Es gibt eigentlich niemanden, der in Deutschland wohnt, und bei der Schufa keinen Eintrag oder Score-Wert hat. Für den Fall, dass Sie Inhaber einer Kreditkarte sind oder ein Bankkonto eingerichtet haben haben, wurde für Sie bereits ein entsprechender Bonitäts-Score angelegt. Einen „Kredit ohne Schufa“ bekommt man bei einem seriösen Geldinstitut nicht. Möglich ist faktisch nur ein „Kredit trotz Schufa-Eintrag“. Einen „negativen Schufa Eintrag“ weisen nur sehr wenige Verbraucher auf, obschon viele das denken. In Wirklichkeit ist das Scoring der allermeisten Personen bei der Auskunftei durchweg positiv

Ermitteln Sie am besten bereits zuvor, ob Ihr Score (der so genannte Bonitätsscore) tatsächlich so schlecht ist, dass die Freigabe Ihres Kreditantrags bei einer Bank Probleme bereiten könnte. Sie dürfen übrigens einmal im Jahr bei der Schufa unentgeltlich eine unentgeltliche Abfrage des „Schufa Score“ durchführen. Seit 2010 kann man eine Selbstauskunft bei der Auskunftei einholen, um zu ermitteln, welche Daten gespeichert sind. Gemäß dem Bundesdatenschutzgesetz (BDSG) Paragraph 34 stehen Ihnen grundsätzlich diese Auskünfte gebührenfrei zu, und zwar einmal im Jahr. Sie können Ihr persönliches Scoring (Schufascore) sowie Angaben darüber, was für Institute respektive Finanzdienstleister in den letzten Monaten eine Anfrage über Sie gestellt haben, bei „MeineSchufa“ abfragen. Ihr Scoring ist von verschiedenen „Ratings“ abhängig, welche sich zwischen 1 und 100 bewegen können. Ein hoher Score ist also die Voraussetzung für eine positive Kreditwürdigkeit. 100 ist der höchste Score, den jemand bekommen kann. In dem Fall wird eine ungemein kleine Ausfallwahrscheinlichkeit angenommen. Bei einem Scoreindex von nur 50 vermutet die Schufa, dass es mit erhöhter Wahrscheinlichkeit zu einem Zahlungsproblem kommen kann.
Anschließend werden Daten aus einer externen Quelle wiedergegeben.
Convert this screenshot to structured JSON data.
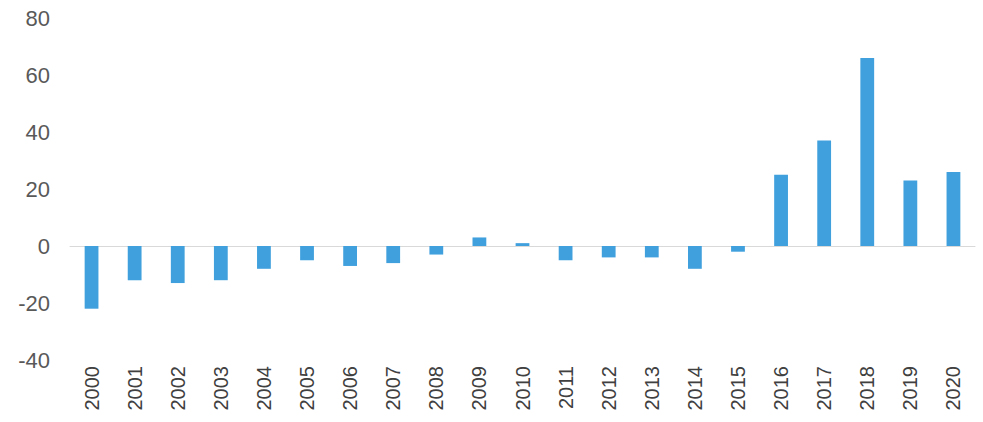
{
  "chart_data": {
    "type": "bar",
    "categories": [
      "2000",
      "2001",
      "2002",
      "2003",
      "2004",
      "2005",
      "2006",
      "2007",
      "2008",
      "2009",
      "2010",
      "2011",
      "2012",
      "2013",
      "2014",
      "2015",
      "2016",
      "2017",
      "2018",
      "2019",
      "2020"
    ],
    "values": [
      -22,
      -12,
      -13,
      -12,
      -8,
      -5,
      -7,
      -6,
      -3,
      3,
      1,
      -5,
      -4,
      -4,
      -8,
      -2,
      25,
      37,
      66,
      23,
      26
    ],
    "color": "#3fa0dd",
    "ylim": [
      -40,
      80
    ],
    "yticks": [
      -40,
      -20,
      0,
      20,
      40,
      60,
      80
    ],
    "grid": false
  }
}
Tipp: So können Sie einen „negativen Schufa-Eintrag löschen lassen“

Es kann rasch einmal vorkommen, dass man die Bezahlung einer fälligen Rechnung übersieht. Das kann mehrere Gründe haben: Sie befanden sich zu der Zeit gerade in einem finanziellen Engpass, haben durch einen Umzug eine neue Postadresse oder waren zu der Zeit gerade im Urlaub. Auch eine Handyrechnung, die vergessen wurde, fristgemäß zu bezahlen, kann früher oder später eventuell Probleme machen. Der Darlehensantrag, den man gestellt hat, wird zufolge einer nachteiligen Schufa abgelehnt. Eine Verminderung des Score-Wertes durch mehrere Mahnungen bewirkt, dass es Konsequenzen auf die Beantragung eines Kredits haben kann.
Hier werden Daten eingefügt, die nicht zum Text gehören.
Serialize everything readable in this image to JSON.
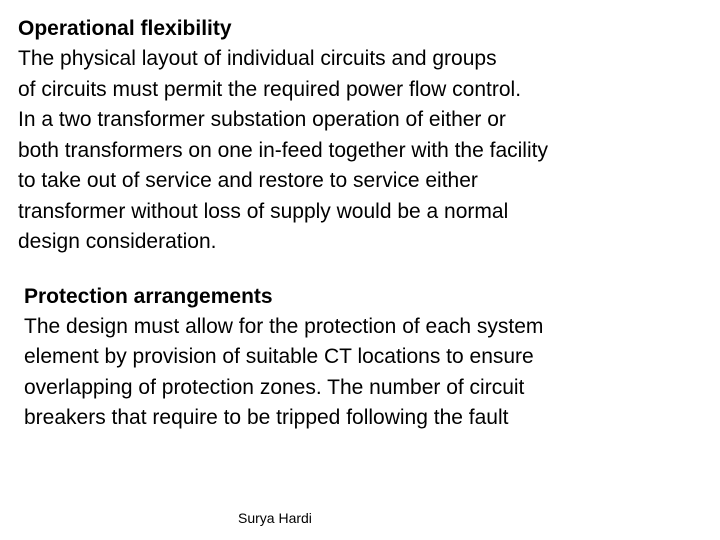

Jeder Verbraucher kann hingegen zu seinem Schutz, einen nachteiligen Eintrag bei der Schufa entfernen lassen. Bei der Auskunftei sind große Mengen an Daten gespeichert. Demzufolge kann es sein, dass hinterlegte Angaben häufig falsch oder veraltet sind. Man sollte als Konsument auf alle Fälle sein Recht auf eine Selbstauskunft wahrnehmen, um alte Einträge entfernen zu lassen. Man kann eine solche Löschung direkt bei der Wirtschaftsauskunftei beauftragen. Die Bedingung für die Entfernung ist, dass die Rechnung 2.000 EUR nicht übersteigt und binnen 6 Wochen beglichen wurde.
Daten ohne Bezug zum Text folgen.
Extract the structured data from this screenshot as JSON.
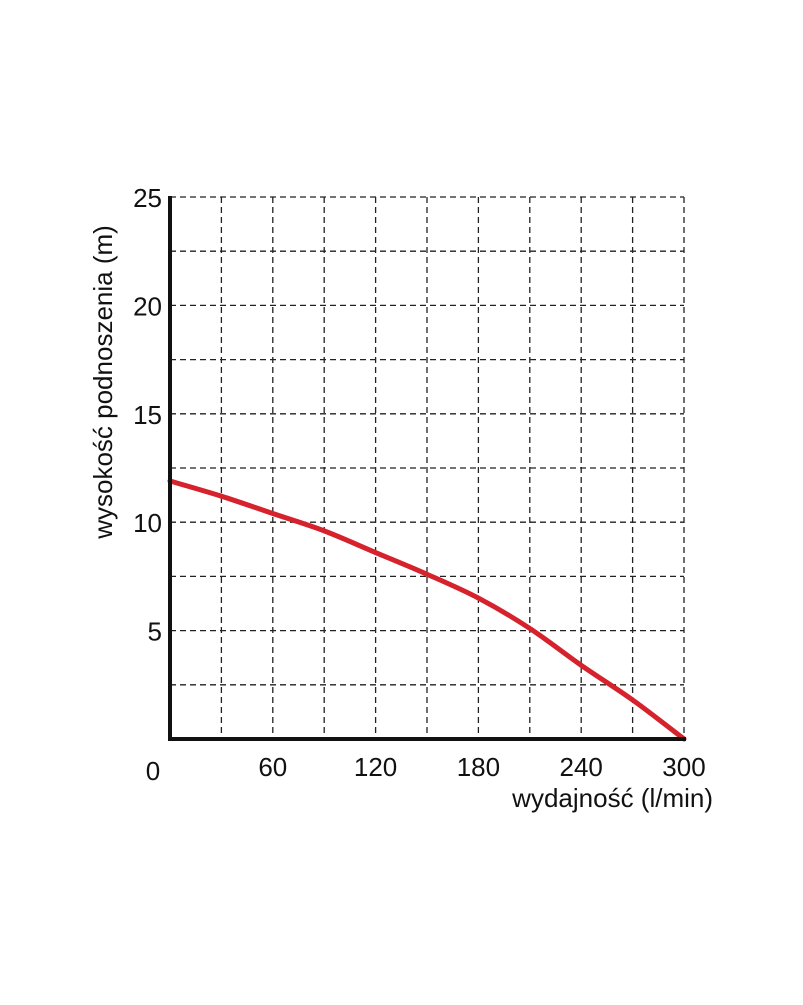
{
  "chart_data": {
    "type": "line",
    "title": "",
    "xlabel": "wydajność (l/min)",
    "ylabel": "wysokość podnoszenia (m)",
    "xlim": [
      0,
      300
    ],
    "ylim": [
      0,
      25
    ],
    "origin_label": "0",
    "x_ticks": [
      {
        "value": 60,
        "label": "60"
      },
      {
        "value": 120,
        "label": "120"
      },
      {
        "value": 180,
        "label": "180"
      },
      {
        "value": 240,
        "label": "240"
      },
      {
        "value": 300,
        "label": "300"
      }
    ],
    "y_ticks": [
      {
        "value": 5,
        "label": "5"
      },
      {
        "value": 10,
        "label": "10"
      },
      {
        "value": 15,
        "label": "15"
      },
      {
        "value": 20,
        "label": "20"
      },
      {
        "value": 25,
        "label": "25"
      }
    ],
    "x_grid_values": [
      30,
      60,
      90,
      120,
      150,
      180,
      210,
      240,
      270,
      300
    ],
    "y_grid_values": [
      2.5,
      5,
      7.5,
      10,
      12.5,
      15,
      17.5,
      20,
      22.5,
      25
    ],
    "grid": true,
    "grid_style": "dashed",
    "series": [
      {
        "color": "#d5222c",
        "x": [
          0,
          30,
          60,
          90,
          120,
          150,
          180,
          210,
          240,
          270,
          300
        ],
        "y": [
          11.9,
          11.2,
          10.4,
          9.6,
          8.6,
          7.6,
          6.5,
          5.1,
          3.4,
          1.8,
          0.0
        ]
      }
    ]
  }
}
Ihre Daten bei der Schufa – Löschung der Schufa Daten

Die Schufa-Einträge werden auch ohne Ihr Zutun nach einem bestimmten Zeitraum automatisch gelöscht. Z.B geschieht das bei:

  • nach genau einem Jahr bei Informationen über Anfragen; übermittelt werden diese Infos an Vertragspartner der Schufa nur 10 Tage lang
  • bei Krediten exakt auf den Tag, drei Jahre nach dem Jahr der kompletten Rückzahlung des Darlehens
  • bei Infos über unbezahlte Forderungen, jeweils nach einer Zeitspanne von 3 vollen Kalenderjahren (d. h. mit Ablauf des 31.12. vom dritten Kalenderjahr, das auf die Eintragung folgt)
  • bei Online- oder Versandhauskäufen, für den Fall, dass sich die Forderungen mittlerweile erledigt haben

Die Vorzüge von einem Schweizer Kredit

Privatpersonen, welche einen Kredit brauchen, da sie sich in einer finanziellen Notsituation befinden, haben es oftmals alles andere als leicht. Die Begründung: Die Chancen auf eine Finanzierung verkleinern sich mit schlechter Bonität bzw. Schulden beträchtlich. Als letzte Möglichkeit würde sich in solchen Fällen ein sogenannter „Schweizer-Kredit“ anbieten. Man versteht darunter einen Kredit von einer Schweizer Kreditbank. Solche Banken nehmen generell keine Schufa-Abfragen vor, was die Kreditsuche logischerweise überaus leichter macht. Im Hinblick auf das Thema „Finanzierung“ kann man diesen Umstand nahezu als ideal ansehen.

Natürlich können Sie auch bei Schweizer Finanzdienstleistern ohne Prüfung der Bonität sowie diversen Sicherheiten und Einkommensnachweisen kein Darlehen bekommen. Haben Sie jedoch eine prinzipiell sichere Bonität und ist ein Eintrag in der Schufa Ihre einzige Sorge bei der Finanzierung, stellt der Schweizer Kredit eine realistische Chance für „Finanzierung“ dar.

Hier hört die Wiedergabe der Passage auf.